2015 was the hottest year on record, and the New Animist looks to make visitors aware of that issue and others the planet faces.

"(The show) peripherally discusses problems like overmining and excessive deforestation, there are some things that suggest being more respectful to our water," the show's curator, Kev Nemelka said.

"Whether people actually accept the philosophy of new animism is kind of up to them, but I hope that it starts conversations about how we use things around us, and whether we can use them more sparingly or a little more intelligently."

This is the repeated theme throughout the exhibit. Each work seeks to remind visitors that, as a part of nature, they should care about nature's problems.

"There's a piece right in the center that talks about environmental change," ASU art museum employee Garrhett Kidd said. "You'll see all these pieces of clay sculpture, they kind of look like jewels, and you'll see that they have words on them: environmentalism, ocean, litter."

The exhibit explores other ways to remind visitors of the importance of environmentalism. In the far right corner of the room stands a large replica of a lotus flower. 

"They are sentient enough to open themselves up and regulate their temperature, and it's something I've never even considered," Kidd said.
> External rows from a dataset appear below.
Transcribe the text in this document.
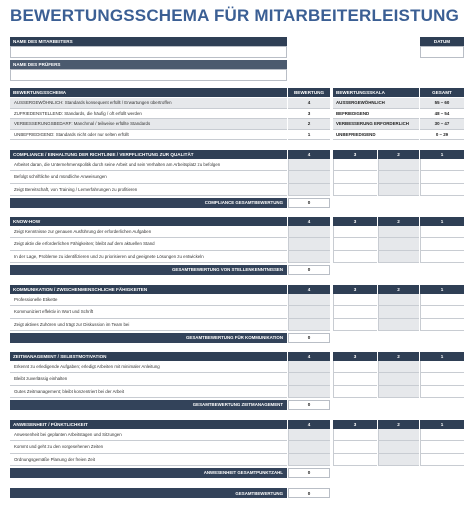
BEWERTUNGSSCHEMA FÜR MITARBEITERLEISTUNG
NAME DES MITARBEITERS	DATUM
NAME DES PRÜFERS
BEWERTUNGSSCHEMA	BEWERTUNG	BEWERTUNGSSKALA	GESAMT
AUSSERGEWÖHNLICH: Standards konsequent erfüllt / Erwartungen übertroffen	4	AUSSERGEWÖHNLICH	55 – 60
ZUFRIEDENSTELLEND: Standards, die häufig / oft erfüllt werden	3	BEFRIEDIGEND	48 – 54
VERBESSERUNGSBEDARF: Manchmal / teilweise erfüllte Standards	2	VERBESSERUNG ERFORDERLICH	30 – 47
UNBEFRIEDIGEND: Standards nicht oder nur selten erfüllt	1	UNBEFRIEDIGEND	0 – 29
COMPLIANCE / EINHALTUNG DER RICHTLINIE / VERPFLICHTUNG ZUR QUALITÄT	4	3	2	1
Arbeitet daran, die Unternehmenspolitik durch seine Arbeit und sein Verhalten am Arbeitsplatz zu befolgen
Befolgt schriftliche und mündliche Anweisungen
Zeigt Bereitschaft, von Training / Lernerfahrungen zu profitieren
COMPLIANCE GESAMTBEWERTUNG	0
KNOW-HOW	4	3	2	1
Zeigt Kenntnisse zur genauen Ausführung der erforderlichen Aufgaben
Zeigt aktiv die erforderlichen Fähigkeiten; bleibt auf dem aktuellen Stand
In der Lage, Probleme zu identifizieren und zu priorisieren und geeignete Lösungen zu entwickeln
GESAMTBEWERTUNG VON STELLENKENNTNISSEN	0
KOMMUNIKATION / ZWISCHENMENSCHLICHE FÄHIGKEITEN	4	3	2	1
Professionelle Etikette
Kommuniziert effektiv in Wort und Schrift
Zeigt aktives Zuhören und trägt zur Diskussion im Team bei
GESAMTBEWERTUNG FÜR KOMMUNIKATION	0
ZEITMANAGEMENT / SELBSTMOTIVATION	4	3	2	1
Erkennt zu erledigende Aufgaben; erledigt Arbeiten mit minimaler Anleitung
Bleibt zuverlässig einhalten
Gutes Zeitmanagement; bleibt konzentriert bei der Arbeit
GESAMTBEWERTUNG ZEITMANAGEMENT	0
ANWESENHEIT / PÜNKTLICHKEIT	4	3	2	1
Anwesenheit bei geplanten Arbeitstagen und Sitzungen
Kommt und geht zu den vorgesehenen Zeiten
Ordnungsgemäße Planung der freien Zeit
ANWESENHEIT GESAMTPUNKTZAHL	0
GESAMTBEWERTUNG	0
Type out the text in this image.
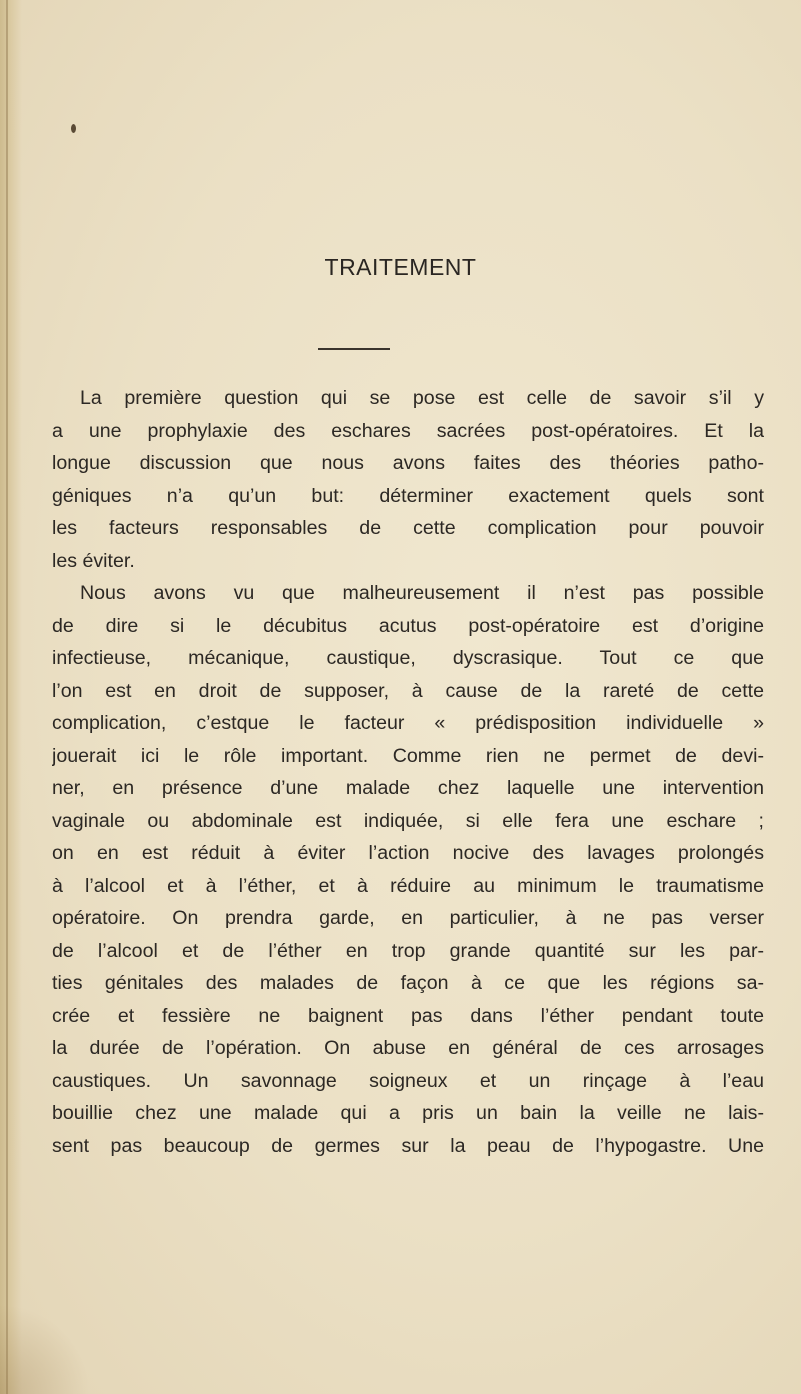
TRAITEMENT
La première question qui se pose est celle de savoir s’il y
a une prophylaxie des eschares sacrées post-opératoires. Et la
longue discussion que nous avons faites des théories patho-
géniques n’a qu’un but: déterminer exactement quels sont
les facteurs responsables de cette complication pour pouvoir
les éviter.
Nous avons vu que malheureusement il n’est pas possible
de dire si le décubitus acutus post-opératoire est d’origine
infectieuse, mécanique, caustique, dyscrasique. Tout ce que
l’on est en droit de supposer, à cause de la rareté de cette
complication, c’estque le facteur « prédisposition individuelle »
jouerait ici le rôle important. Comme rien ne permet de devi-
ner, en présence d’une malade chez laquelle une intervention
vaginale ou abdominale est indiquée, si elle fera une eschare ;
on en est réduit à éviter l’action nocive des lavages prolongés
à l’alcool et à l’éther, et à réduire au minimum le traumatisme
opératoire. On prendra garde, en particulier, à ne pas verser
de l’alcool et de l’éther en trop grande quantité sur les par-
ties génitales des malades de façon à ce que les régions sa-
crée et fessière ne baignent pas dans l’éther pendant toute
la durée de l’opération. On abuse en général de ces arrosages
caustiques. Un savonnage soigneux et un rinçage à l’eau
bouillie chez une malade qui a pris un bain la veille ne lais-
sent pas beaucoup de germes sur la peau de l’hypogastre. Une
In fact, a study by Dr. Paul Schultze-Motel and Dr. Roger S. Seymour of the University of Adelaide found that lotus flowers were able to maintain an internal temperature as high as 95 degrees Fahrenheit when immersed in a 50 degree environment. 

"It speaks to that philosophy of things being alive in a way that humans can't really understand," Kidd said. 
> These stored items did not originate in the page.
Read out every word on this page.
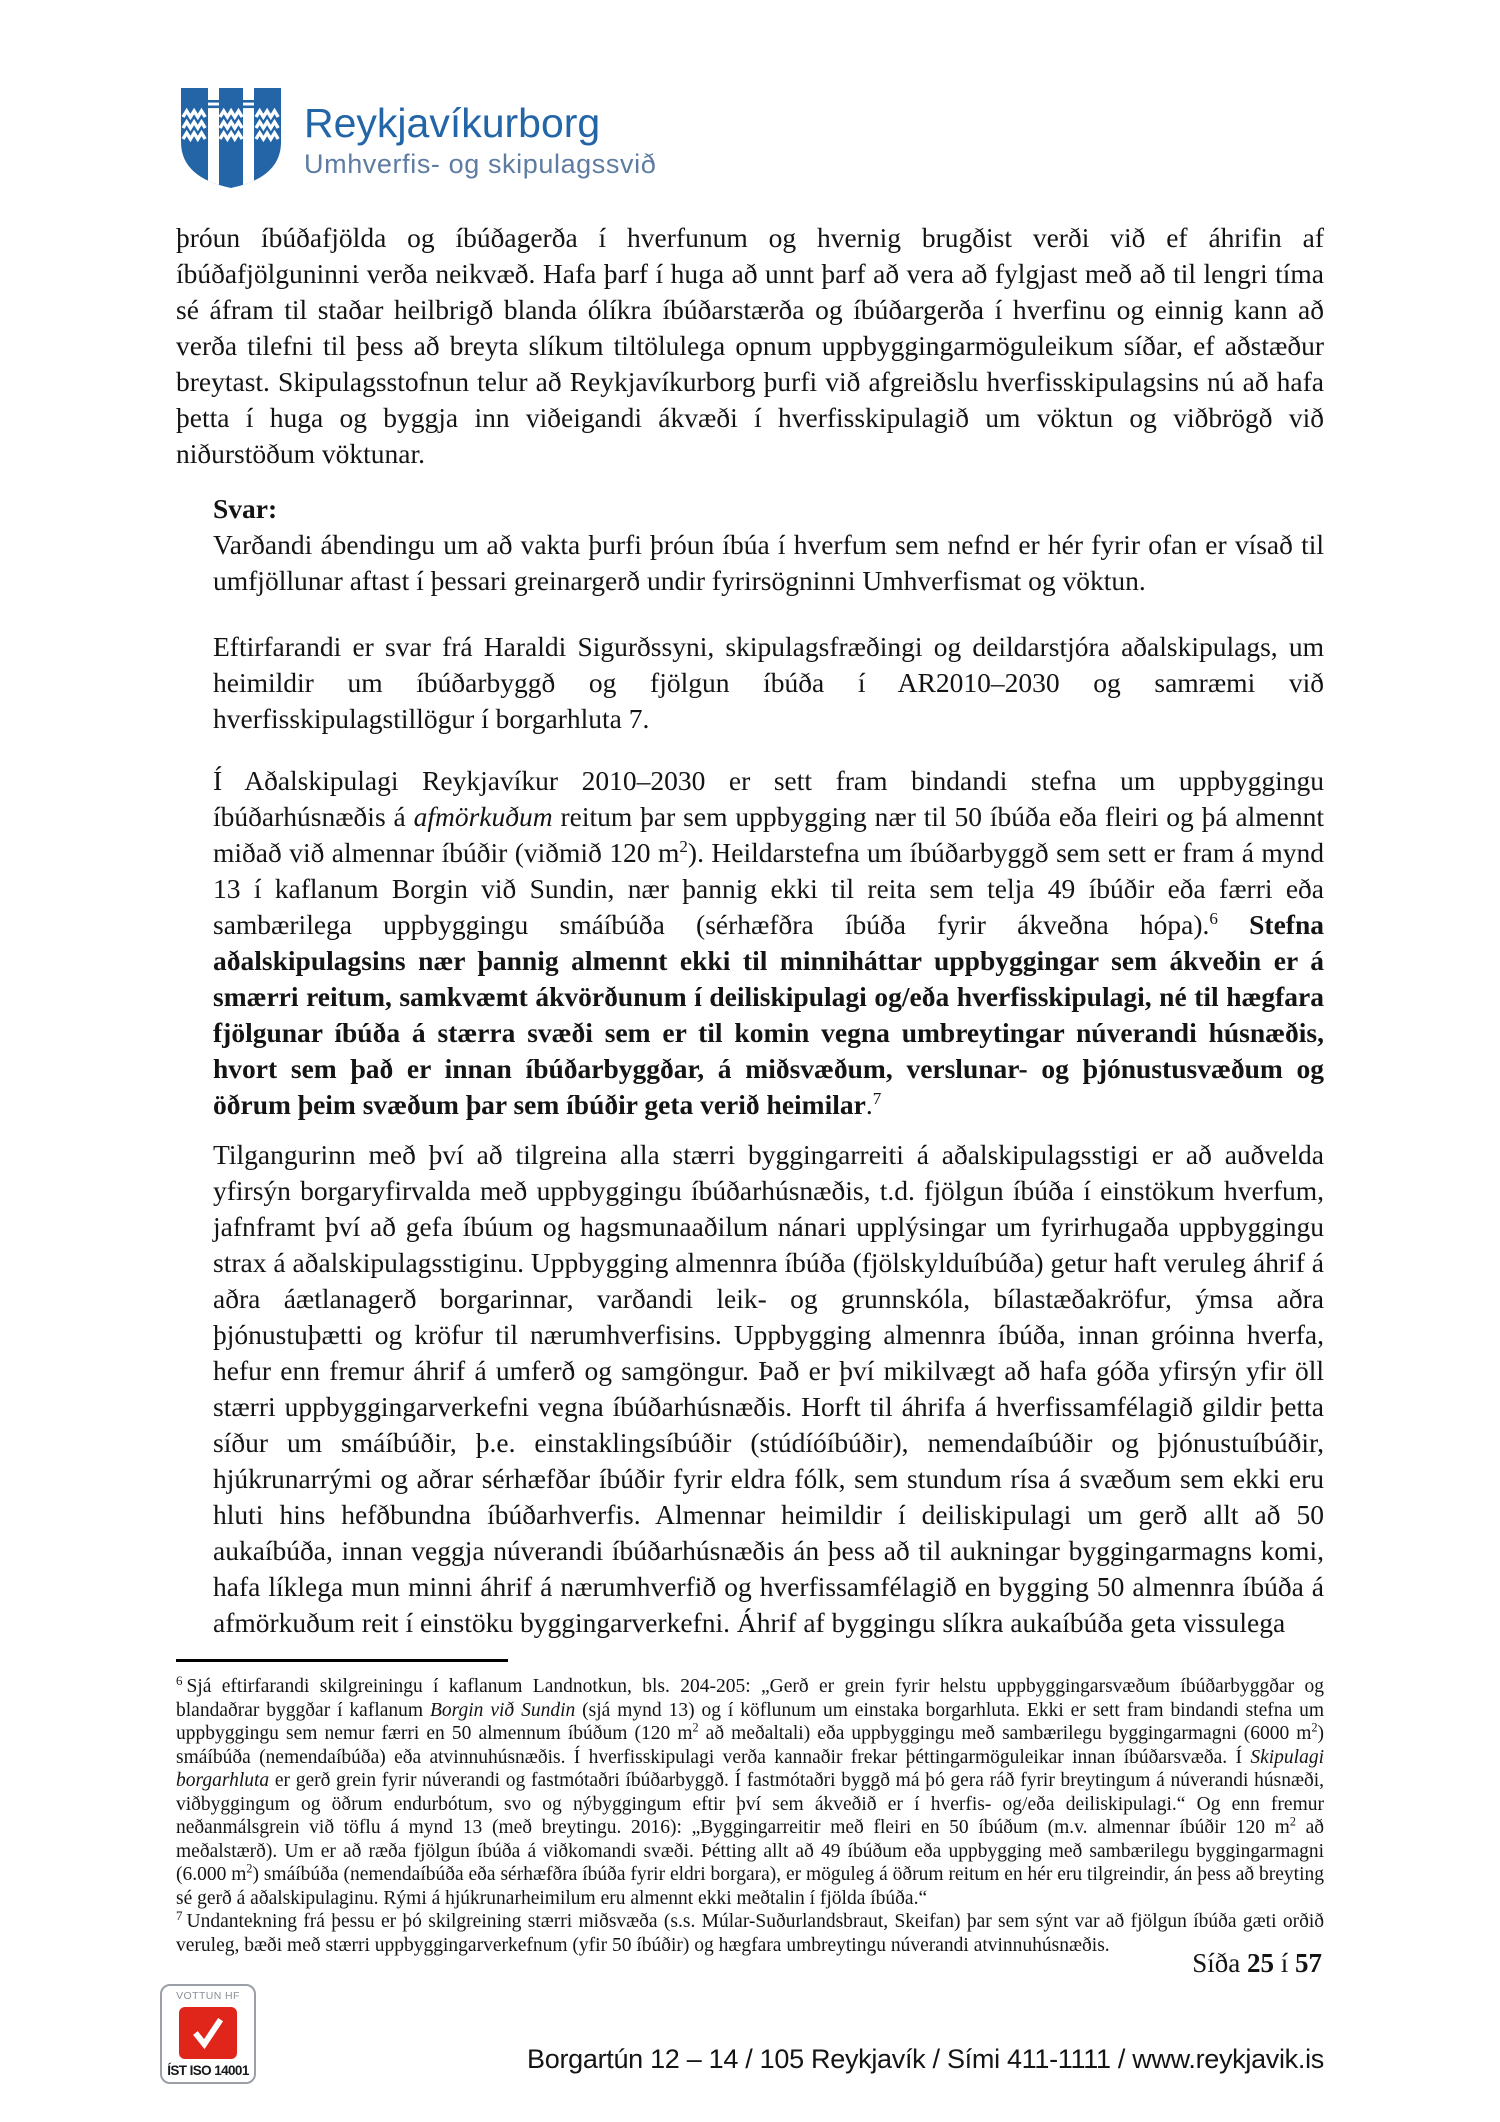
Reykjavíkurborg
Umhverfis- og skipulagssvið

þróun íbúðafjölda og íbúðagerða í hverfunum og hvernig brugðist verði við ef áhrifin af íbúðafjölguninni verða neikvæð. Hafa þarf í huga að unnt þarf að vera að fylgjast með að til lengri tíma sé áfram til staðar heilbrigð blanda ólíkra íbúðarstærða og íbúðargerða í hverfinu og einnig kann að verða tilefni til þess að breyta slíkum tiltölulega opnum uppbyggingarmöguleikum síðar, ef aðstæður breytast. Skipulagsstofnun telur að Reykjavíkurborg þurfi við afgreiðslu hverfisskipulagsins nú að hafa þetta í huga og byggja inn viðeigandi ákvæði í hverfisskipulagið um vöktun og viðbrögð við niðurstöðum vöktunar.

Svar:

Varðandi ábendingu um að vakta þurfi þróun íbúa í hverfum sem nefnd er hér fyrir ofan er vísað til umfjöllunar aftast í þessari greinargerð undir fyrirsögninni Umhverfismat og vöktun.

Eftirfarandi er svar frá Haraldi Sigurðssyni, skipulagsfræðingi og deildarstjóra aðalskipulags, um heimildir um íbúðarbyggð og fjölgun íbúða í AR2010–2030 og samræmi við hverfisskipulagstillögur í borgarhluta 7.

Í Aðalskipulagi Reykjavíkur 2010–2030 er sett fram bindandi stefna um uppbyggingu íbúðarhúsnæðis á afmörkuðum reitum þar sem uppbygging nær til 50 íbúða eða fleiri og þá almennt miðað við almennar íbúðir (viðmið 120 $m^2$). Heildarstefna um íbúðarbyggð sem sett er fram á mynd 13 í kaflanum Borgin við Sundin, nær þannig ekki til reita sem telja 49 íbúðir eða færri eða sambærilega uppbyggingu smáíbúða (sérhæfðra íbúða fyrir ákveðna hópa).$^6$ Stefna aðalskipulagsins nær þannig almennt ekki til minniháttar uppbyggingar sem ákveðin er á smærri reitum, samkvæmt ákvörðunum í deiliskipulagi og/eða hverfisskipulagi, né til hægfara fjölgunar íbúða á stærra svæði sem er til komin vegna umbreytingar núverandi húsnæðis, hvort sem það er innan íbúðarbyggðar, á miðsvæðum, verslunar- og þjónustusvæðum og öðrum þeim svæðum þar sem íbúðir geta verið heimilar.$^7$

Tilgangurinn með því að tilgreina alla stærri byggingarreiti á aðalskipulagsstigi er að auðvelda yfirsýn borgaryfirvalda með uppbyggingu íbúðarhúsnæðis, t.d. fjölgun íbúða í einstökum hverfum, jafnframt því að gefa íbúum og hagsmunaaðilum nánari upplýsingar um fyrirhugaða uppbyggingu strax á aðalskipulagsstiginu. Uppbygging almennra íbúða (fjölskylduíbúða) getur haft veruleg áhrif á aðra áætlanagerð borgarinnar, varðandi leik- og grunnskóla, bílastæðakröfur, ýmsa aðra þjónustuþætti og kröfur til nærumhverfisins. Uppbygging almennra íbúða, innan gróinna hverfa, hefur enn fremur áhrif á umferð og samgöngur. Það er því mikilvægt að hafa góða yfirsýn yfir öll stærri uppbyggingarverkefni vegna íbúðarhúsnæðis. Horft til áhrifa á hverfissamfélagið gildir þetta síður um smáíbúðir, þ.e. einstaklingsíbúðir (stúdíóíbúðir), nemendaíbúðir og þjónustuíbúðir, hjúkrunarrými og aðrar sérhæfðar íbúðir fyrir eldra fólk, sem stundum rísa á svæðum sem ekki eru hluti hins hefðbundna íbúðarhverfis. Almennar heimildir í deiliskipulagi um gerð allt að 50 aukaíbúða, innan veggja núverandi íbúðarhúsnæðis án þess að til aukningar byggingarmagns komi, hafa líklega mun minni áhrif á nærumhverfið og hverfissamfélagið en bygging 50 almennra íbúða á afmörkuðum reit í einstöku byggingarverkefni. Áhrif af byggingu slíkra aukaíbúða geta vissulega

$^6$ Sjá eftirfarandi skilgreiningu í kaflanum Landnotkun, bls. 204-205: „Gerð er grein fyrir helstu uppbyggingarsvæðum íbúðarbyggðar og blandaðrar byggðar í kaflanum Borgin við Sundin (sjá mynd 13) og í köflunum um einstaka borgarhluta. Ekki er sett fram bindandi stefna um uppbyggingu sem nemur færri en 50 almennum íbúðum (120 $m^2$ að meðaltali) eða uppbyggingu með sambærilegu byggingarmagni (6000 $m^2$) smáíbúða (nemendaíbúða) eða atvinnuhúsnæðis. Í hverfisskipulagi verða kannaðir frekar þéttingarmöguleikar innan íbúðarsvæða. Í Skipulagi borgarhluta er gerð grein fyrir núverandi og fastmótaðri íbúðarbyggð. Í fastmótaðri byggð má þó gera ráð fyrir breytingum á núverandi húsnæði, viðbyggingum og öðrum endurbótum, svo og nýbyggingum eftir því sem ákveðið er í hverfis- og/eða deiliskipulagi.“ Og enn fremur neðanmálsgrein við töflu á mynd 13 (með breytingu. 2016): „Byggingarreitir með fleiri en 50 íbúðum (m.v. almennar íbúðir 120 $m^2$ að meðalstærð). Um er að ræða fjölgun íbúða á viðkomandi svæði. Þétting allt að 49 íbúðum eða uppbygging með sambærilegu byggingarmagni (6.000 $m^2$) smáíbúða (nemendaíbúða eða sérhæfðra íbúða fyrir eldri borgara), er möguleg á öðrum reitum en hér eru tilgreindir, án þess að breyting sé gerð á aðalskipulaginu. Rými á hjúkrunarheimilum eru almennt ekki meðtalin í fjölda íbúða.“

$^7$ Undantekning frá þessu er þó skilgreining stærri miðsvæða (s.s. Múlar-Suðurlandsbraut, Skeifan) þar sem sýnt var að fjölgun íbúða gæti orðið veruleg, bæði með stærri uppbyggingarverkefnum (yfir 50 íbúðir) og hægfara umbreytingu núverandi atvinnuhúsnæðis.

Síða 25 í 57
VOTTUN HF
ÍST ISO 14001	Borgartún 12 – 14 / 105 Reykjavík / Sími 411-1111 / www.reykjavik.is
By displaying qualities humans share with the rest of nature, the show hopes visitors at least begin this process of understanding the world around them.

In this sense, the New Animist takes a different approach than many when trying to address climate change. Rather than focus on how the changes will affect humankind, the exhibit shows how the ambient environment has a life of its own and that it's worth protecting. 

This all ties back to a term echoed throughout the show: posthumanism, an ideology that shifts man from the center of the biological realm to a niche, on even ground with the rest of nature. 

To some, however, the intent of the New Animist is not so clear. 

"If anything, they're probably using up more resources than raising awareness," museum visitor Preston Marshall said.

Nemelka noted this apparent hypocrisy and offered his own reasoning. 

"There's a writer named T.J. Demos, who talks about how even though art shows like this are themselves unsustainable, we still need these kinds of shows because without awareness we'll never really get to the solution," Nemelka said.

The New Animist will showcase its approach to environmental conservation until September 3.